Friday, 20 July 2012

Child printer woes!

14/06/2012
After assembling  the basic frame of the prusa and realizing that all of the parts I had previously printed before upgrading Pronterface were not going to be good enough I decided to attempt reprints of the Z motor mounts, these worked remarkably well and were immediately useable with no manual remodeling required at all (Cool) once again proving that software is king when it comes to quality prints.

As these 2 Z motor mounts came out so clean and accurate compared to previous attempts I thought it best to bite the bullet and go for new X carriage end as well, rather than just reprinting the standard ones I had a good look at the alternatives on Thingiverse and found some great looking advanced versions (ref) that appeared to use less plastic, have bolt in LM8UU bearing holders for the Z axis smooth rods and a much improved way of clamping the X carriage rods in place (rather than the captive nut method which is ok but quite fiddly to assemble.

I went for the motor end first as this was the one I was having most of the problems printing with the old software version/configuration, I was stunned by the result it printed perfectly and the quality puts my other parts to shame, buoyed by this success I followed up with the idler end same design, at this point my Darwin decided to remind me that it was not a happy bunny and began to rear its ugly mechanical failure head again!

First off the X axis end stop decided to fail (whilst I was demoing to an interested friend (embarrassing) this was a simple re-soldering job.

Secondly (and more critically) over half way through the X idler end (4.5 hour print on the slow old Darwin)  the X axis began to slip mechanically, affected a repair and tried again, same problem half way through this large print and again the X axis slipped ruining the print, (at this point I am beginning to worry again about how much plastic I am wasting and wondering if I have enough left to finish the 1st child.
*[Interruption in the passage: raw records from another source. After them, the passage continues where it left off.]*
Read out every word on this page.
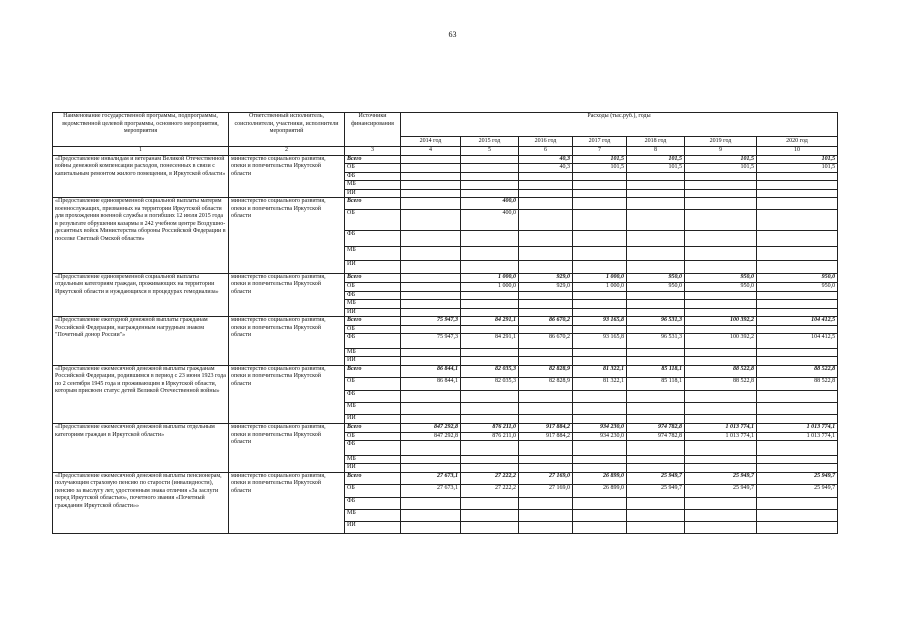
63
Наименование государственной программы, подпрограммы, ведомственной целевой программы, основного мероприятия, мероприятия	Ответственный исполнитель, соисполнители, участники, исполнители мероприятий	Источники финансирования	Расходы (тыс.руб.), годы						
			2014 год	2015 год	2016 год	2017 год	2018 год	2019 год	2020 год
1	2	3	4	5	6	7	8	9	10
«Предоставление инвалидам и ветеранам Великой Отечественной войны денежной компенсации расходов, понесенных в связи с капитальным ремонтом жилого помещения, в Иркутской области»	министерство социального развития, опеки и попечительства Иркутской области	Всего			40,3	101,5	101,5	101,5	101,5
		ОБ			40,3	101,5	101,5	101,5	101,5
		ФБ							
		МБ							
		ИИ							
«Предоставление единовременной социальной выплаты матерям военнослужащих, призванных на территории Иркутской области для прохождения военной службы и погибших 12 июля 2015 года в результате обрушения казармы в 242 учебном центре Воздушно-десантных войск Министерства обороны Российской Федерации в поселке Светлый Омской области»	министерство социального развития, опеки и попечительства Иркутской области	Всего		400,0					
		ОБ		400,0					
		ФБ							
		МБ							
		ИИ							
«Предоставление единовременной социальной выплаты отдельным категориям граждан, проживающих на территории Иркутской области и нуждающихся в процедурах гемодиализа»	министерство социального развития, опеки и попечительства Иркутской области	Всего		1 000,0	929,0	1 000,0	950,0	950,0	950,0
		ОБ		1 000,0	929,0	1 000,0	950,0	950,0	950,0
		ФБ							
		МБ							
		ИИ							
«Предоставление ежегодной денежной выплаты гражданам Российской Федерации, награжденным нагрудным знаком "Почетный донор России"»	министерство социального развития, опеки и попечительства Иркутской области	Всего	75 947,3	84 291,1	86 670,2	93 165,8	96 531,3	100 392,2	104 412,5
		ОБ							
		ФБ	75 947,3	84 291,1	86 670,2	93 165,8	96 531,3	100 392,2	104 412,5
		МБ							
		ИИ							
«Предоставление ежемесячной денежной выплаты гражданам Российской Федерации, родившимся в период с 23 июня 1923 года по 2 сентября 1945 года и проживающим в Иркутской области, которым присвоен статус детей Великой Отечественной войны»	министерство социального развития, опеки и попечительства Иркутской области	Всего	86 844,1	82 035,3	82 828,9	81 322,1	85 118,1	88 522,8	88 522,8
		ОБ	86 844,1	82 035,3	82 828,9	81 322,1	85 118,1	88 522,8	88 522,8
		ФБ							
		МБ							
		ИИ							
«Предоставление ежемесячной денежной выплаты отдельным категориям граждан в Иркутской области»	министерство социального развития, опеки и попечительства Иркутской области	Всего	847 292,8	876 211,0	917 884,2	934 230,0	974 782,8	1 013 774,1	1 013 774,1
		ОБ	847 292,8	876 211,0	917 884,2	934 230,0	974 782,8	1 013 774,1	1 013 774,1
		ФБ							
		МБ							
		ИИ							
«Предоставление ежемесячной денежной выплаты пенсионерам, получающим страховую пенсию по старости (инвалидности), пенсию за выслугу лет, удостоенным знака отличия «За заслуги перед Иркутской областью», почетного звания «Почетный гражданин Иркутской области»»	министерство социального развития, опеки и попечительства Иркутской области	Всего	27 673,1	27 222,2	27 169,0	26 899,0	25 949,7	25 949,7	25 949,7
		ОБ	27 673,1	27 222,2	27 169,0	26 899,0	25 949,7	25 949,7	25 949,7
		ФБ							
		МБ							
		ИИ							
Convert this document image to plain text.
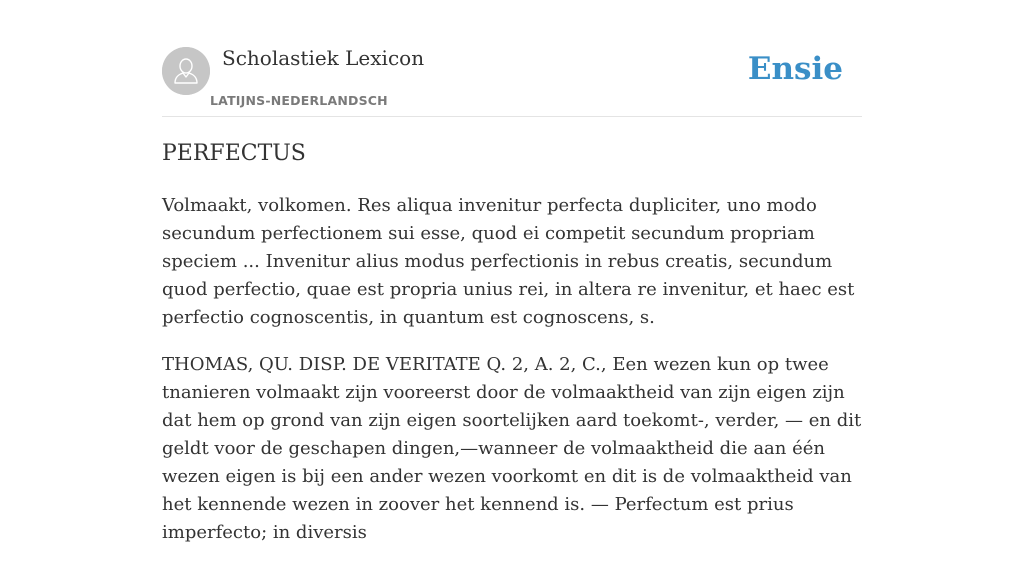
Scholastiek Lexicon
LATIJNS-NEDERLANDSCH
Ensie
PERFECTUS

Volmaakt, volkomen. Res aliqua invenitur perfecta dupliciter, uno modo secundum perfectionem sui esse, quod ei competit secundum propriam speciem ... Invenitur alius modus perfectionis in rebus creatis, secundum quod perfectio, quae est propria unius rei, in altera re invenitur, et haec est perfectio cognoscentis, in quantum est cognoscens, s.

THOMAS, QU. DISP. DE VERITATE Q. 2, A. 2, C., Een wezen kun op twee tnanieren volmaakt zijn vooreerst door de volmaaktheid van zijn eigen zijn dat hem op grond van zijn eigen soortelijken aard toekomt-, verder, — en dit geldt voor de geschapen dingen,—wanneer de volmaaktheid die aan één wezen eigen is bij een ander wezen voorkomt en dit is de volmaaktheid van het kennende wezen in zoover het kennend is. — Perfectum est prius imperfecto; in diversis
Attempted another repair and broke the captive nut completely out of the resin cast X carriage drive gear (whoops) luckily there as already a second grub screw hole drilled so I used this instead and tried again ~(in fact this was about my 4th attempt at fixing this X axis slippage issue each time wasting a lot of plastic and time)  but to my relief the 4th attempt worked like a treat and my perfect looking X idler is now sitting proudly on the build bed waiting for me to crack it off and carry on with the prusa build.

The more I use the Darwin the more it reminds me of an old car, it requires constant maintenance and really needs replacing or upgrading  but at the same time it has the feel of a solid piece of engineering hardware and is remarkably forgiving of the number of bodge’s I have affected to make it print.

Although I can’t quite describe it as “Old Faithfull” due to the constant maintenance, when treated well it responds with great prints.

I have spotted a number of parts remaining to print for my 1st child, namely  the Z motor mount bar clamps x 2, end-stop holders (I haven even decided what sort of end-stops to use yet!)  also I have only just remembered that in order to get the Darwin printing I used one of the steppers from the Prusa for the geared extruder on the Darwin, this leaves me short 1 motor, I think that I will just remove the entire geared extruder from the Darwin when the Prusa is ready for it and once the Prusa is printing I will probably buy 1 or more new Nema 23’s for the Darwin and other printers/projects.

Although at first this seems a fairly expensive hobby, my total build cost for both printers bearing in mind that I was gifted the old nonfunctional but essentially mechanically complete Darwin is running at about £300-£350 not including purchased tools.

I think that this is damn good value for a system that can essentially print anything in plastic in a matter of hours.